Post-transcriptional CD59 gene silencing by siRNAs induces enhanced human T lymphocyte response to tumor cell lysate-loaded DCs

CD59 is a complement regulatory protein known to prevent the membrane attack complex (MAC) from assembling. To investigate the role of CD59 molecules in human T cell activation in response to exogenous antigens, gene silencing via small interfering RNAs (siRNAs) was carried out. Subsequent T cell activation in response to both autologous dendritic cells (DCs) loaded with tumor lysate and beads coated with anti-CD3, anti-CD28 and anti-CD59 antibodies was investigated. The findings demonstrated that decreased CD59 expression on T cells significantly enhanced activation and proliferation of CD4+ T cells and CD8+ T cells while the expansion of CD4+ CD25+ regulatory T cells (Tregs) was not affected, and CD59 mediated inhibition of T cell activation requires the binding of CD59 with its ligand on antigen-presenting cells (APCs). The data support that CD59 down-regulates antigen-specific activation of human T lymphocytes in a ligand-dependent manner.
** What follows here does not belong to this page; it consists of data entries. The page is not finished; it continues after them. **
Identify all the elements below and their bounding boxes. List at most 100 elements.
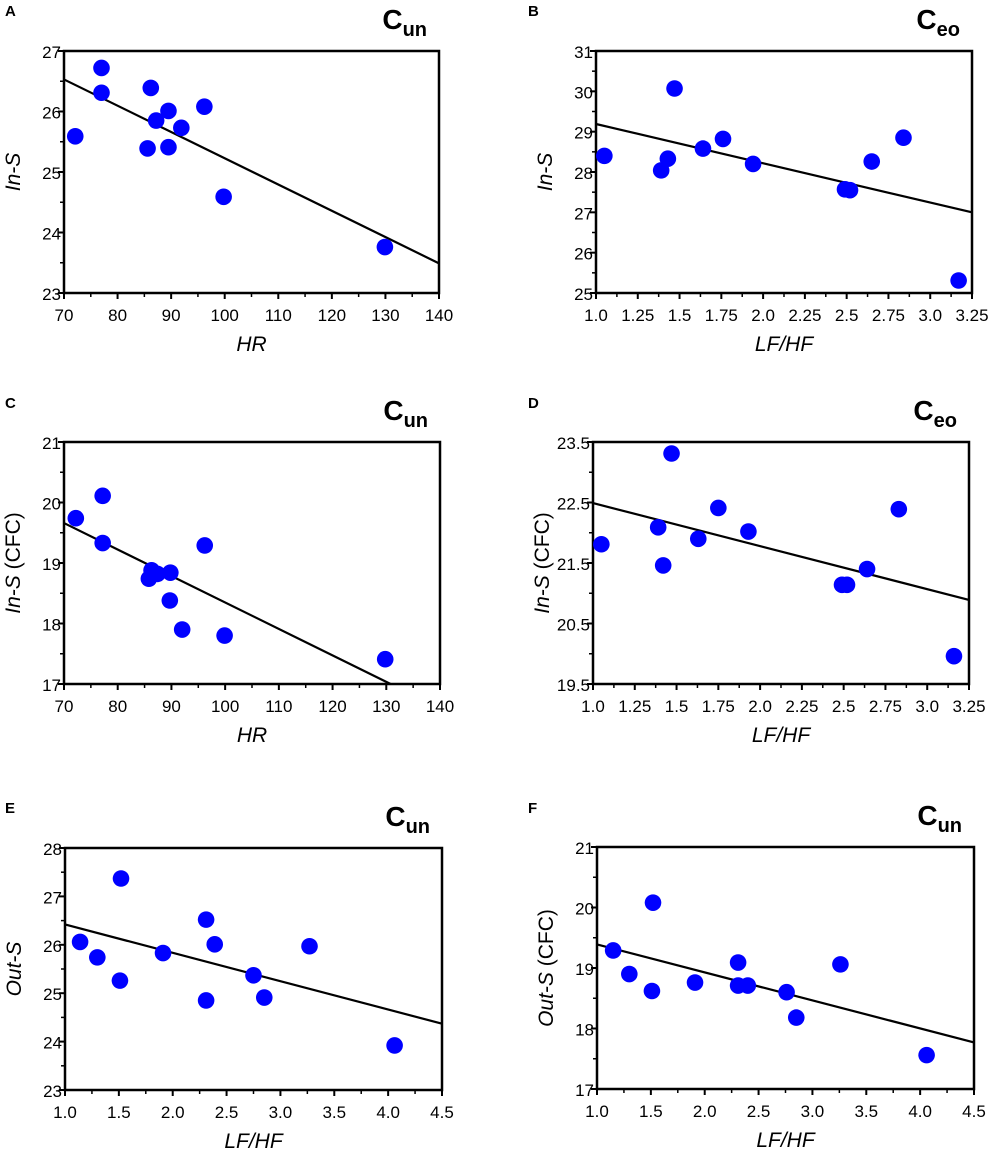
x-tick-label: 2.5 bbox=[832, 697, 856, 716]
y-tick-label: 23 bbox=[43, 1082, 62, 1101]
panel-label: E bbox=[5, 800, 15, 817]
y-tick-label: 30 bbox=[574, 83, 593, 102]
data-point bbox=[139, 140, 156, 157]
data-point bbox=[890, 500, 908, 518]
data-point bbox=[604, 942, 622, 959]
y-tick-label: 23 bbox=[42, 285, 61, 304]
plot-frame bbox=[62, 440, 442, 686]
condition-title: Cun bbox=[385, 801, 430, 838]
data-point bbox=[694, 140, 712, 157]
data-point bbox=[147, 112, 165, 129]
panel-a: A Cun 70 80 90 100 110 120 130 140 23 24 25 26 27 HR In-… bbox=[2, 3, 453, 356]
y-tick-label: 21 bbox=[575, 839, 594, 858]
data-point bbox=[111, 972, 129, 989]
condition-title-subscript: un bbox=[938, 815, 962, 837]
data-point bbox=[197, 911, 215, 928]
x-tick-label: 140 bbox=[426, 697, 454, 716]
x-tick-label: 3.0 bbox=[918, 306, 942, 325]
y-axis-label-main: Out-S bbox=[535, 972, 558, 1027]
x-tick-label: 4.0 bbox=[908, 1102, 932, 1121]
data-point bbox=[778, 983, 795, 1001]
x-tick-label: 80 bbox=[108, 306, 127, 325]
data-point bbox=[832, 956, 849, 973]
y-tick-label: 22.5 bbox=[557, 495, 590, 514]
y-tick-label: 24 bbox=[42, 225, 61, 244]
x-tick-label: 2.0 bbox=[161, 1103, 185, 1122]
y-axis-label-suffix: (CFC) bbox=[531, 512, 554, 575]
x-tick-label: 140 bbox=[425, 306, 453, 325]
x-tick-label: 130 bbox=[372, 697, 400, 716]
x-tick-label: 2.5 bbox=[835, 306, 859, 325]
x-tick-label: 3.0 bbox=[801, 1102, 825, 1121]
x-tick-label: 2.0 bbox=[751, 306, 775, 325]
x-tick-label: 1.75 bbox=[702, 697, 735, 716]
data-point bbox=[729, 954, 747, 971]
data-point bbox=[255, 989, 273, 1006]
y-tick-label: 26 bbox=[42, 104, 61, 123]
x-tick-label: 1.5 bbox=[107, 1103, 131, 1122]
y-tick-label: 19.5 bbox=[557, 676, 590, 695]
data-point bbox=[173, 621, 191, 638]
data-point bbox=[895, 129, 912, 147]
x-tick-label: 1.0 bbox=[581, 697, 605, 716]
y-tick-label: 17 bbox=[575, 1081, 594, 1100]
x-tick-label: 3.0 bbox=[915, 697, 939, 716]
x-tick-label: 120 bbox=[318, 306, 346, 325]
x-axis-label: LF/HF bbox=[755, 333, 815, 356]
data-point bbox=[173, 119, 190, 137]
data-point bbox=[376, 238, 394, 256]
x-tick-label: 1.75 bbox=[705, 306, 738, 325]
x-tick-label: 110 bbox=[265, 306, 292, 325]
condition-title: Ceo bbox=[913, 395, 957, 432]
y-tick-label: 20 bbox=[575, 900, 594, 919]
data-point bbox=[93, 84, 110, 102]
x-tick-label: 70 bbox=[55, 697, 74, 716]
x-tick-label: 2.25 bbox=[788, 306, 821, 325]
panel-f: F Cun 1.0 1.5 2.0 2.5 3.0 3.5 4.0 4.5 17 18 19 20 21 LF… bbox=[528, 800, 986, 1152]
panel-b: B Ceo 1.0 1.25 1.5 1.75 2.0 2.25 2.5 2.75 3.0 3.25 2… bbox=[528, 3, 989, 356]
data-point bbox=[643, 982, 661, 1000]
panel-e: E Cun 1.0 1.5 2.0 2.5 3.0 3.5 4.0 4.5 23 24 25 26 27 28… bbox=[3, 800, 454, 1153]
y-axis-label: In-S (CFC) bbox=[531, 512, 554, 614]
data-point bbox=[196, 98, 213, 115]
y-tick-label: 24 bbox=[43, 1034, 62, 1053]
data-point bbox=[245, 966, 262, 984]
regression-line bbox=[63, 78, 440, 265]
y-tick-label: 21 bbox=[42, 434, 61, 453]
data-point bbox=[94, 534, 111, 552]
y-tick-label: 18 bbox=[42, 616, 61, 635]
x-tick-label: 100 bbox=[211, 697, 239, 716]
data-point bbox=[94, 487, 111, 505]
data-point bbox=[663, 445, 680, 462]
x-tick-label: 4.5 bbox=[962, 1102, 986, 1121]
y-tick-label: 27 bbox=[42, 43, 61, 62]
condition-title: Ceo bbox=[916, 4, 960, 41]
y-tick-label: 31 bbox=[574, 43, 593, 62]
data-point bbox=[206, 936, 224, 953]
x-tick-label: 1.0 bbox=[585, 1102, 609, 1121]
regression-line bbox=[63, 522, 392, 685]
panel-d: D Ceo 1.0 1.25 1.5 1.75 2.0 2.25 2.5 2.75 3.0 3.25 1… bbox=[528, 395, 986, 747]
condition-title-subscript: un bbox=[404, 410, 428, 432]
condition-title-main: C bbox=[916, 4, 936, 35]
y-axis-label-main: In-S bbox=[534, 153, 557, 192]
data-point bbox=[945, 647, 963, 665]
x-tick-label: 1.25 bbox=[621, 306, 654, 325]
y-tick-label: 20 bbox=[42, 495, 61, 514]
x-tick-label: 120 bbox=[318, 697, 346, 716]
data-point bbox=[787, 1009, 805, 1026]
y-axis-label-main: In-S bbox=[531, 575, 554, 614]
x-tick-label: 3.0 bbox=[269, 1103, 293, 1122]
condition-title-subscript: un bbox=[403, 19, 427, 41]
y-tick-label: 17 bbox=[42, 676, 61, 695]
data-point bbox=[196, 537, 214, 554]
x-tick-label: 1.25 bbox=[618, 697, 651, 716]
data-point bbox=[710, 499, 727, 517]
data-point bbox=[596, 147, 613, 165]
panel-label: C bbox=[5, 395, 16, 412]
y-tick-label: 23.5 bbox=[557, 434, 590, 453]
y-axis-label: Out-S (CFC) bbox=[535, 909, 558, 1027]
data-point bbox=[950, 272, 967, 289]
panel-label: F bbox=[528, 800, 537, 817]
y-tick-label: 28 bbox=[43, 840, 62, 859]
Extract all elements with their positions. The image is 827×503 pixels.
► We generate human T cells which CD59 gene expression is suppressed by siRNAs.
► CD59 engagement with its soluble ligand fails to impact on T cell activation.
► CD59 inhibits T cell activation in response to exogenous antigens.
► CD59 plays its inhibitory role when antigen recognition takes place.
► The mechanism relies on the binding of CD59 molecules to their ligands on APCs.